Adapun yield untuk obligasi rupiah terbitan korporasi bertenor tiga tahun juga meluncur turun di level terendah sebulan terakhir pada posisi 6,93%. Surat utang domestik mendapatkan angin segar dari stance atau posisi kebijakan bank sentral yang menegaskan bahwa kenaikan bunga acuan BI7DRR tidak diperlukan lagi. Kebijakan itu tidak terlepas dari tekanan inflasi yang mulai terkendali melandai.

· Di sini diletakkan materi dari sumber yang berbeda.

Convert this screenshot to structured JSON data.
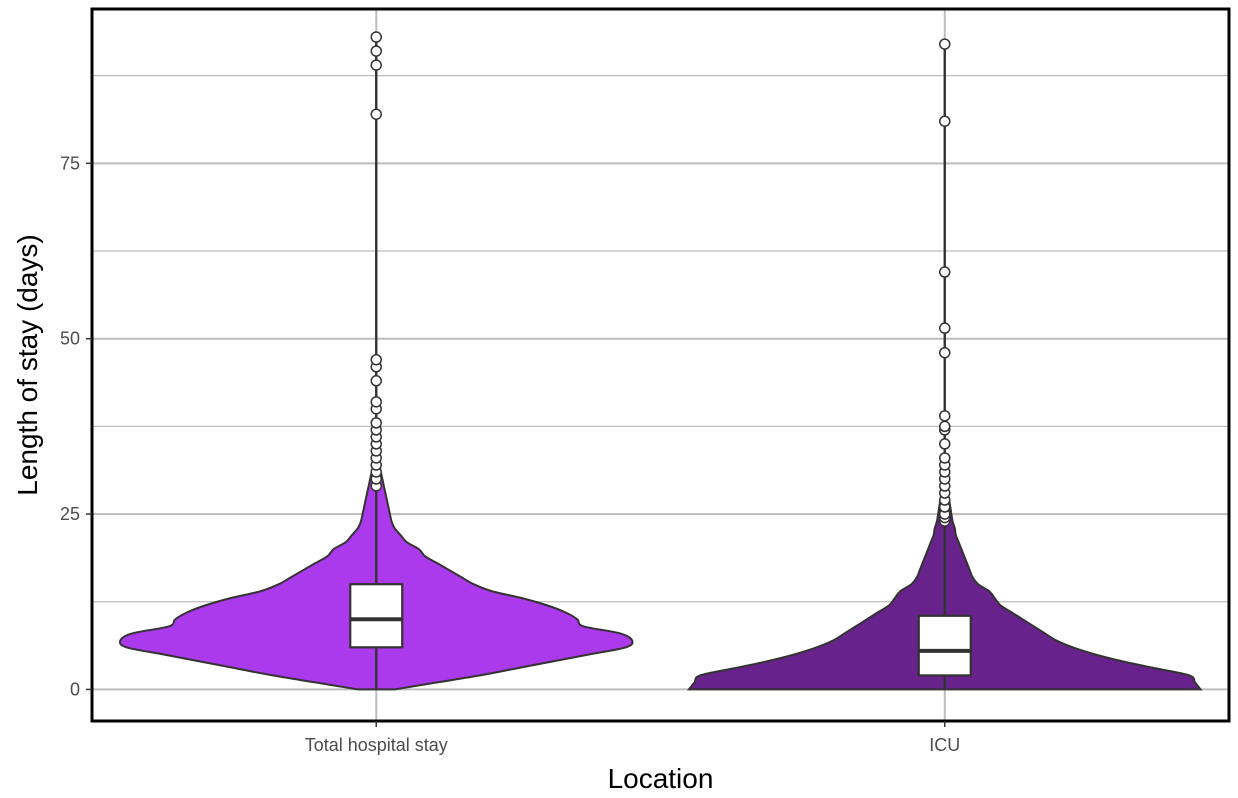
{
  "chart_data": {
    "type": "violin",
    "title": "",
    "xlabel": "Location",
    "ylabel": "Length of stay (days)",
    "ylim": [
      -4.5,
      97
    ],
    "yticks": [
      0,
      25,
      50,
      75
    ],
    "y_tick_labels": [
      "0",
      "25",
      "50",
      "75"
    ],
    "grid": true,
    "legend": "none",
    "categories": [
      "Total hospital stay",
      "ICU"
    ],
    "groups": [
      {
        "category": "Total hospital stay",
        "fill": "#ac3aed",
        "box": {
          "q1": 6,
          "median": 10,
          "q3": 15,
          "whisker_low": 0,
          "whisker_high": 28.5
        },
        "outliers": [
          29,
          30,
          31,
          32,
          33,
          34,
          35,
          36,
          37,
          38,
          40,
          41,
          44,
          46,
          47,
          82,
          89,
          91,
          93
        ],
        "density": [
          [
            0,
            0.03
          ],
          [
            1,
            0.1
          ],
          [
            2,
            0.17
          ],
          [
            3,
            0.23
          ],
          [
            4,
            0.29
          ],
          [
            5,
            0.35
          ],
          [
            6,
            0.41
          ],
          [
            7,
            0.42
          ],
          [
            8,
            0.4
          ],
          [
            9,
            0.34
          ],
          [
            10,
            0.33
          ],
          [
            11,
            0.31
          ],
          [
            12,
            0.28
          ],
          [
            13,
            0.24
          ],
          [
            14,
            0.19
          ],
          [
            15,
            0.16
          ],
          [
            16,
            0.14
          ],
          [
            17,
            0.12
          ],
          [
            18,
            0.1
          ],
          [
            19,
            0.08
          ],
          [
            20,
            0.07
          ],
          [
            21,
            0.05
          ],
          [
            22,
            0.04
          ],
          [
            23,
            0.03
          ],
          [
            24,
            0.025
          ],
          [
            26,
            0.02
          ],
          [
            28,
            0.015
          ],
          [
            30,
            0.01
          ],
          [
            32,
            0.005
          ],
          [
            34,
            0
          ]
        ]
      },
      {
        "category": "ICU",
        "fill": "#68228b",
        "box": {
          "q1": 2,
          "median": 5.5,
          "q3": 10.5,
          "whisker_low": 0,
          "whisker_high": 23.5
        },
        "outliers": [
          24,
          24.5,
          25,
          26,
          27,
          28,
          29,
          30,
          31,
          32,
          33,
          35,
          37,
          37.5,
          39,
          48,
          51.5,
          59.5,
          81,
          92
        ],
        "density": [
          [
            0,
            0.46
          ],
          [
            1,
            0.45
          ],
          [
            2,
            0.44
          ],
          [
            3,
            0.38
          ],
          [
            4,
            0.32
          ],
          [
            5,
            0.27
          ],
          [
            6,
            0.23
          ],
          [
            7,
            0.2
          ],
          [
            8,
            0.18
          ],
          [
            9,
            0.16
          ],
          [
            10,
            0.14
          ],
          [
            11,
            0.12
          ],
          [
            12,
            0.1
          ],
          [
            13,
            0.09
          ],
          [
            14,
            0.08
          ],
          [
            15,
            0.06
          ],
          [
            16,
            0.05
          ],
          [
            17,
            0.045
          ],
          [
            18,
            0.04
          ],
          [
            19,
            0.035
          ],
          [
            20,
            0.03
          ],
          [
            21,
            0.025
          ],
          [
            22,
            0.02
          ],
          [
            23,
            0.018
          ],
          [
            24,
            0.014
          ],
          [
            26,
            0.01
          ],
          [
            28,
            0.006
          ],
          [
            30,
            0.003
          ],
          [
            32,
            0
          ]
        ]
      }
    ]
  }
}
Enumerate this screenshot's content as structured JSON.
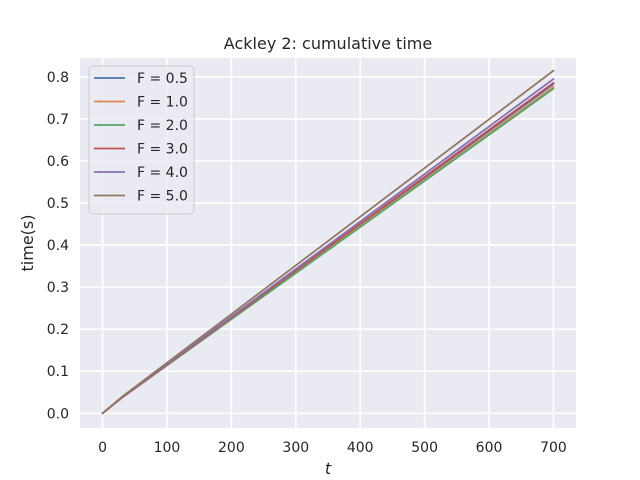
{
  "chart_data": {
    "type": "line",
    "title": "Ackley 2: cumulative time",
    "xlabel": "t",
    "ylabel": "time(s)",
    "xlim": [
      -35,
      735
    ],
    "ylim": [
      -0.035,
      0.845
    ],
    "xticks": [
      0,
      100,
      200,
      300,
      400,
      500,
      600,
      700
    ],
    "yticks": [
      0.0,
      0.1,
      0.2,
      0.3,
      0.4,
      0.5,
      0.6,
      0.7,
      0.8
    ],
    "xtick_labels": [
      "0",
      "100",
      "200",
      "300",
      "400",
      "500",
      "600",
      "700"
    ],
    "ytick_labels": [
      "0.0",
      "0.1",
      "0.2",
      "0.3",
      "0.4",
      "0.5",
      "0.6",
      "0.7",
      "0.8"
    ],
    "grid": true,
    "legend_position": "upper-left",
    "series": [
      {
        "name": "F = 0.5",
        "color": "#4c72b0",
        "x": [
          0,
          30,
          700
        ],
        "y": [
          0.0,
          0.037,
          0.783
        ]
      },
      {
        "name": "F = 1.0",
        "color": "#dd8452",
        "x": [
          0,
          30,
          700
        ],
        "y": [
          0.0,
          0.037,
          0.776
        ]
      },
      {
        "name": "F = 2.0",
        "color": "#55a868",
        "x": [
          0,
          30,
          700
        ],
        "y": [
          0.0,
          0.037,
          0.772
        ]
      },
      {
        "name": "F = 3.0",
        "color": "#c44e52",
        "x": [
          0,
          30,
          700
        ],
        "y": [
          0.0,
          0.037,
          0.786
        ]
      },
      {
        "name": "F = 4.0",
        "color": "#8172b3",
        "x": [
          0,
          30,
          700
        ],
        "y": [
          0.0,
          0.038,
          0.795
        ]
      },
      {
        "name": "F = 5.0",
        "color": "#937860",
        "x": [
          0,
          30,
          700
        ],
        "y": [
          0.0,
          0.039,
          0.815
        ]
      }
    ]
  }
}
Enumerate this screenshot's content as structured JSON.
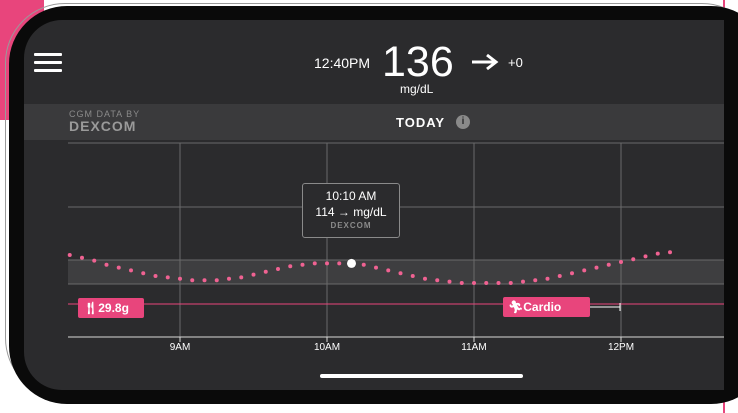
{
  "header": {
    "time": "12:40PM",
    "glucose_value": "136",
    "unit": "mg/dL",
    "trend_delta": "+0"
  },
  "banner": {
    "cgm_label": "CGM DATA BY",
    "brand": "DEXCOM",
    "title": "TODAY"
  },
  "tooltip": {
    "time": "10:10 AM",
    "value": "114 → mg/dL",
    "brand": "DEXCOM"
  },
  "events": {
    "carb_label": "29.8g",
    "exercise_label": "Cardio"
  },
  "chart_data": {
    "type": "scatter",
    "title": "",
    "xlabel": "",
    "ylabel": "",
    "x_ticks": [
      "9AM",
      "10AM",
      "11AM",
      "12PM"
    ],
    "series": [
      {
        "x": [
          "8:15",
          "8:20",
          "8:25",
          "8:30",
          "8:35",
          "8:40",
          "8:45",
          "8:50",
          "8:55",
          "9:00",
          "9:05",
          "9:10",
          "9:15",
          "9:20",
          "9:25",
          "9:30",
          "9:35",
          "9:40",
          "9:45",
          "9:50",
          "9:55",
          "10:00",
          "10:05",
          "10:10",
          "10:15",
          "10:20",
          "10:25",
          "10:30",
          "10:35",
          "10:40",
          "10:45",
          "10:50",
          "10:55",
          "11:00",
          "11:05",
          "11:10",
          "11:15",
          "11:20",
          "11:25",
          "11:30",
          "11:35",
          "11:40",
          "11:45",
          "11:50",
          "11:55",
          "12:00",
          "12:05",
          "12:10",
          "12:15",
          "12:20"
        ],
        "y": [
          120,
          118,
          116,
          113,
          111,
          109,
          107,
          105,
          104,
          103,
          102,
          102,
          102,
          103,
          104,
          106,
          108,
          110,
          112,
          113,
          114,
          114,
          114,
          114,
          113,
          111,
          109,
          107,
          105,
          103,
          102,
          101,
          100,
          100,
          100,
          100,
          100,
          101,
          102,
          103,
          105,
          107,
          109,
          111,
          113,
          115,
          117,
          119,
          121,
          122
        ]
      }
    ],
    "selected_point": {
      "x": "10:10",
      "y": 114
    },
    "target_range": "shaded band",
    "grid": true,
    "colors": {
      "points": "#f06292",
      "marker": "#e8457c",
      "background": "#2b2b2d"
    }
  }
}
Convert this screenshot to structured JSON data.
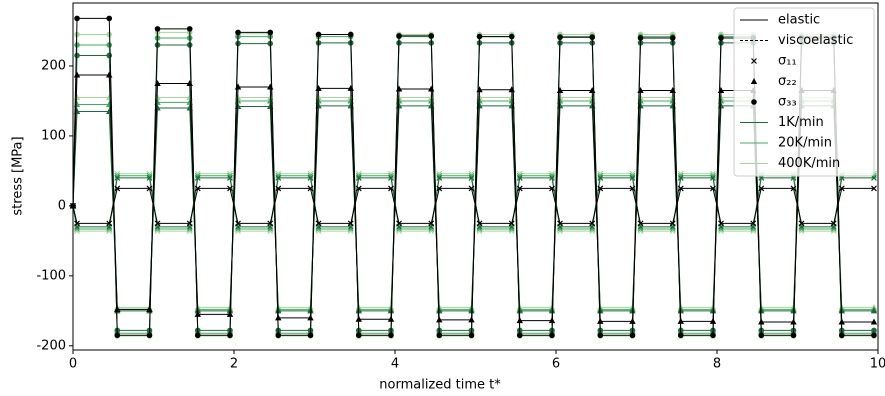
{
  "chart_data": {
    "type": "line",
    "xlabel": "normalized time t*",
    "ylabel": "stress [MPa]",
    "xlim": [
      0,
      10
    ],
    "ylim": [
      -206,
      290
    ],
    "xticks": [
      0,
      2,
      4,
      6,
      8,
      10
    ],
    "yticks": [
      -200,
      -100,
      0,
      100,
      200
    ],
    "x": [
      0,
      0.05,
      0.45,
      0.55,
      0.95,
      1.05,
      1.45,
      1.55,
      1.95,
      2.05,
      2.45,
      2.55,
      2.95,
      3.05,
      3.45,
      3.55,
      3.95,
      4.05,
      4.45,
      4.55,
      4.95,
      5.05,
      5.45,
      5.55,
      5.95,
      6.05,
      6.45,
      6.55,
      6.95,
      7.05,
      7.45,
      7.55,
      7.95,
      8.05,
      8.45,
      8.55,
      8.95,
      9.05,
      9.45,
      9.55,
      9.95
    ],
    "legend_position": "upper right",
    "legend": [
      {
        "label": "elastic",
        "line": "solid",
        "color": "#000000"
      },
      {
        "label": "viscoelastic",
        "line": "dashed",
        "color": "#000000"
      },
      {
        "label": "σ₁₁",
        "marker": "x",
        "color": "#000000"
      },
      {
        "label": "σ₂₂",
        "marker": "^",
        "color": "#000000"
      },
      {
        "label": "σ₃₃",
        "marker": "o",
        "color": "#000000"
      },
      {
        "label": "1K/min",
        "line": "solid",
        "color": "#1b6b3a"
      },
      {
        "label": "20K/min",
        "line": "solid",
        "color": "#41ab5d"
      },
      {
        "label": "400K/min",
        "line": "solid",
        "color": "#a1d99b"
      }
    ],
    "series": [
      {
        "color": "#a1d99b",
        "marker": "o",
        "values": [
          0,
          245,
          245,
          -186,
          -186,
          248,
          248,
          -186,
          -186,
          246,
          246,
          -186,
          -186,
          245,
          245,
          -186,
          -186,
          245,
          245,
          -186,
          -186,
          245,
          245,
          -186,
          -186,
          245,
          245,
          -186,
          -186,
          245,
          245,
          -186,
          -186,
          245,
          245,
          -186,
          -186,
          245,
          245,
          -186,
          -186
        ]
      },
      {
        "color": "#41ab5d",
        "marker": "o",
        "values": [
          0,
          230,
          230,
          -182,
          -182,
          240,
          240,
          -182,
          -182,
          242,
          242,
          -182,
          -182,
          242,
          242,
          -182,
          -182,
          242,
          242,
          -182,
          -182,
          242,
          242,
          -182,
          -182,
          242,
          242,
          -182,
          -182,
          242,
          242,
          -182,
          -182,
          242,
          242,
          -182,
          -182,
          242,
          242,
          -182,
          -182
        ]
      },
      {
        "color": "#1b6b3a",
        "marker": "o",
        "values": [
          0,
          215,
          215,
          -178,
          -178,
          230,
          230,
          -178,
          -178,
          232,
          232,
          -178,
          -178,
          233,
          233,
          -178,
          -178,
          233,
          233,
          -178,
          -178,
          233,
          233,
          -178,
          -178,
          233,
          233,
          -178,
          -178,
          233,
          233,
          -178,
          -178,
          233,
          233,
          -178,
          -178,
          233,
          233,
          -178,
          -178
        ]
      },
      {
        "color": "#a1d99b",
        "marker": "^",
        "values": [
          0,
          155,
          155,
          -145,
          -145,
          155,
          155,
          -145,
          -145,
          155,
          155,
          -145,
          -145,
          155,
          155,
          -145,
          -145,
          155,
          155,
          -145,
          -145,
          155,
          155,
          -145,
          -145,
          155,
          155,
          -145,
          -145,
          155,
          155,
          -145,
          -145,
          155,
          155,
          -145,
          -145,
          155,
          155,
          -145,
          -145
        ]
      },
      {
        "color": "#41ab5d",
        "marker": "^",
        "values": [
          0,
          145,
          145,
          -148,
          -148,
          148,
          148,
          -148,
          -148,
          150,
          150,
          -148,
          -148,
          150,
          150,
          -148,
          -148,
          150,
          150,
          -148,
          -148,
          150,
          150,
          -148,
          -148,
          150,
          150,
          -148,
          -148,
          150,
          150,
          -148,
          -148,
          150,
          150,
          -148,
          -148,
          150,
          150,
          -148,
          -148
        ]
      },
      {
        "color": "#1b6b3a",
        "marker": "^",
        "values": [
          0,
          135,
          135,
          -150,
          -150,
          140,
          140,
          -150,
          -150,
          142,
          142,
          -150,
          -150,
          143,
          143,
          -150,
          -150,
          143,
          143,
          -150,
          -150,
          143,
          143,
          -150,
          -150,
          143,
          143,
          -150,
          -150,
          143,
          143,
          -150,
          -150,
          143,
          143,
          -150,
          -150,
          143,
          143,
          -150,
          -150
        ]
      },
      {
        "color": "#a1d99b",
        "marker": "x",
        "values": [
          0,
          -36,
          -36,
          46,
          46,
          -36,
          -36,
          46,
          46,
          -36,
          -36,
          46,
          46,
          -36,
          -36,
          46,
          46,
          -36,
          -36,
          46,
          46,
          -36,
          -36,
          46,
          46,
          -36,
          -36,
          46,
          46,
          -36,
          -36,
          46,
          46,
          -36,
          -36,
          46,
          46,
          -36,
          -36,
          46,
          46
        ]
      },
      {
        "color": "#41ab5d",
        "marker": "x",
        "values": [
          0,
          -33,
          -33,
          43,
          43,
          -33,
          -33,
          43,
          43,
          -33,
          -33,
          43,
          43,
          -33,
          -33,
          43,
          43,
          -33,
          -33,
          43,
          43,
          -33,
          -33,
          43,
          43,
          -33,
          -33,
          43,
          43,
          -33,
          -33,
          43,
          43,
          -33,
          -33,
          43,
          43,
          -33,
          -33,
          43,
          43
        ]
      },
      {
        "color": "#1b6b3a",
        "marker": "x",
        "values": [
          0,
          -30,
          -30,
          40,
          40,
          -30,
          -30,
          40,
          40,
          -30,
          -30,
          40,
          40,
          -30,
          -30,
          40,
          40,
          -30,
          -30,
          40,
          40,
          -30,
          -30,
          40,
          40,
          -30,
          -30,
          40,
          40,
          -30,
          -30,
          40,
          40,
          -30,
          -30,
          40,
          40,
          -30,
          -30,
          40,
          40
        ]
      },
      {
        "color": "#000000",
        "marker": "o",
        "values": [
          0,
          268,
          268,
          -185,
          -185,
          253,
          253,
          -185,
          -185,
          248,
          248,
          -185,
          -185,
          245,
          245,
          -185,
          -185,
          243,
          243,
          -185,
          -185,
          242,
          242,
          -185,
          -185,
          241,
          241,
          -185,
          -185,
          240,
          240,
          -185,
          -185,
          240,
          240,
          -185,
          -185,
          240,
          240,
          -185,
          -185
        ]
      },
      {
        "color": "#000000",
        "marker": "^",
        "values": [
          0,
          187,
          187,
          -148,
          -148,
          175,
          175,
          -155,
          -155,
          170,
          170,
          -160,
          -160,
          168,
          168,
          -162,
          -162,
          167,
          167,
          -163,
          -163,
          166,
          166,
          -164,
          -164,
          165,
          165,
          -165,
          -165,
          165,
          165,
          -165,
          -165,
          165,
          165,
          -166,
          -166,
          165,
          165,
          -166,
          -166
        ]
      },
      {
        "color": "#000000",
        "marker": "x",
        "values": [
          0,
          -25,
          -25,
          25,
          25,
          -25,
          -25,
          25,
          25,
          -25,
          -25,
          25,
          25,
          -25,
          -25,
          25,
          25,
          -25,
          -25,
          25,
          25,
          -25,
          -25,
          25,
          25,
          -25,
          -25,
          25,
          25,
          -25,
          -25,
          25,
          25,
          -25,
          -25,
          25,
          25,
          -25,
          -25,
          25,
          25
        ]
      }
    ]
  }
}
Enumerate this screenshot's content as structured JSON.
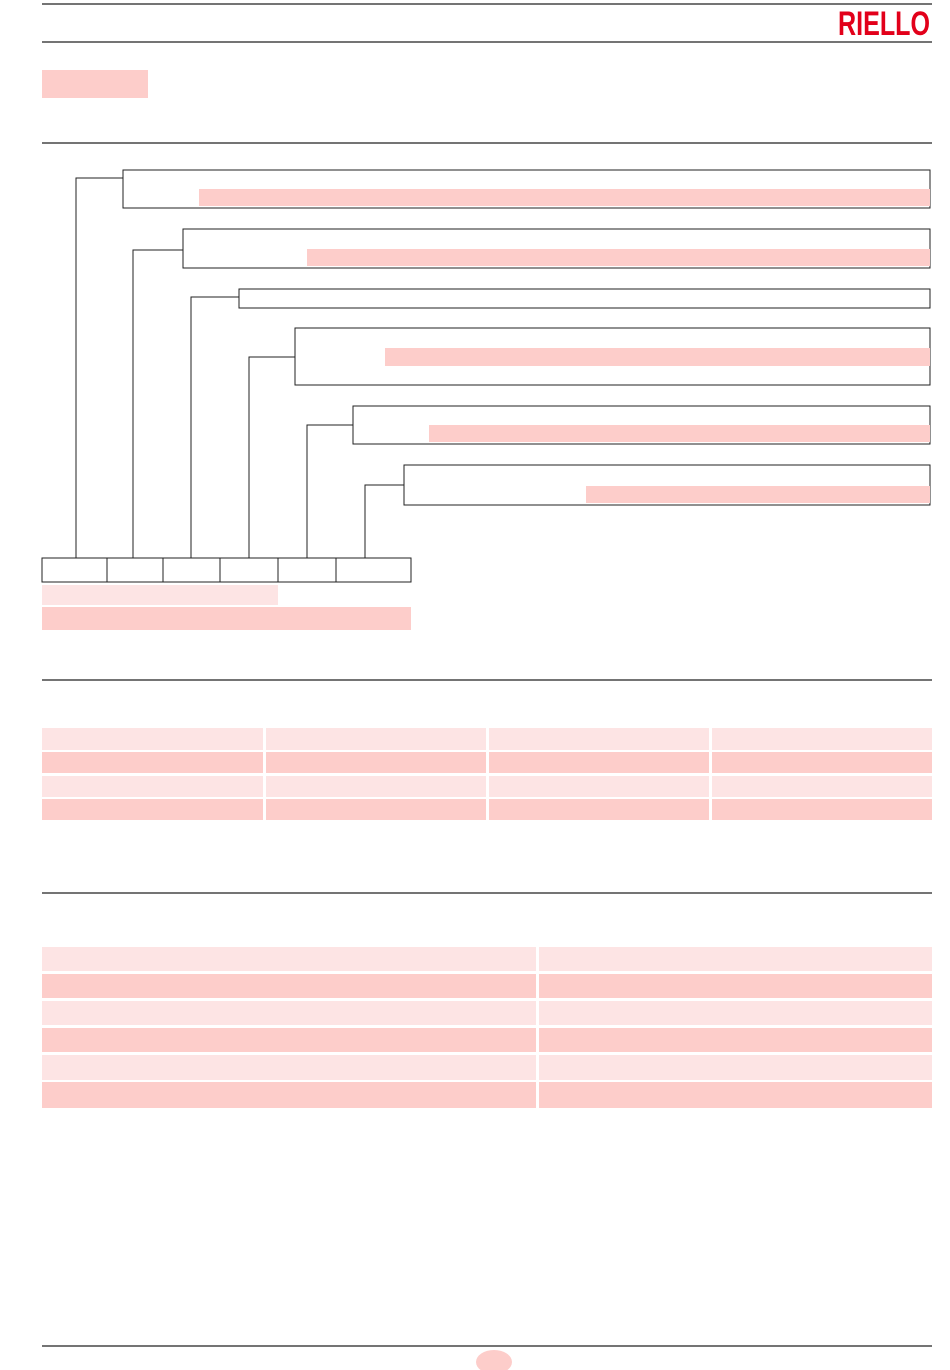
{
  "header": {
    "logo": "RIELLO"
  }
}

Obligasi korporasi domestik juga mendapatkan sokongan dari derasnya arus modal asing yang masuk ke pasar dalam negeri baik ke pasar surat utang maupun saham. Di pasar Surat Berharga Negara (SBN), pemodal asing mencatat net buy Rp 42 triliun sampai 21 Maret. Sampai 27 Maret lalu, kepemilikan investor nonresiden di SBN mencapai Rp 805,1 triliun setara dengan 14,7% dari total SBN di pasar sekunder.
Pasar obligasi di seluruh dunia memang tengah naik pamor menyusul ekspektasi pelaku pasar terhadap kebijakan The Federal Reserve, yang diperkirakan akan mengakhiri serial kenaikan bunga menyusul risiko resesi yang meningkat akibat guncangan di sektor perbankan. Ekspektasi itu mendorong para pemodal memburu surat utang yang dinilai sebagai instrumen lebih stabil dibandingkan instrumen investasi portofolio lain.
Indeks Kerapuhan
Bank investasi dunia kelas kakap Citigroup menilai, sinyal dovish yang dilempar oleh Fed setelah kenaikan bunga acuan 25 bps pada 22 Maret lalu, menjadikan aset surat utang di pasar negara berkembang Asia seperti Indonesia semakin menarik menjadi pilihan.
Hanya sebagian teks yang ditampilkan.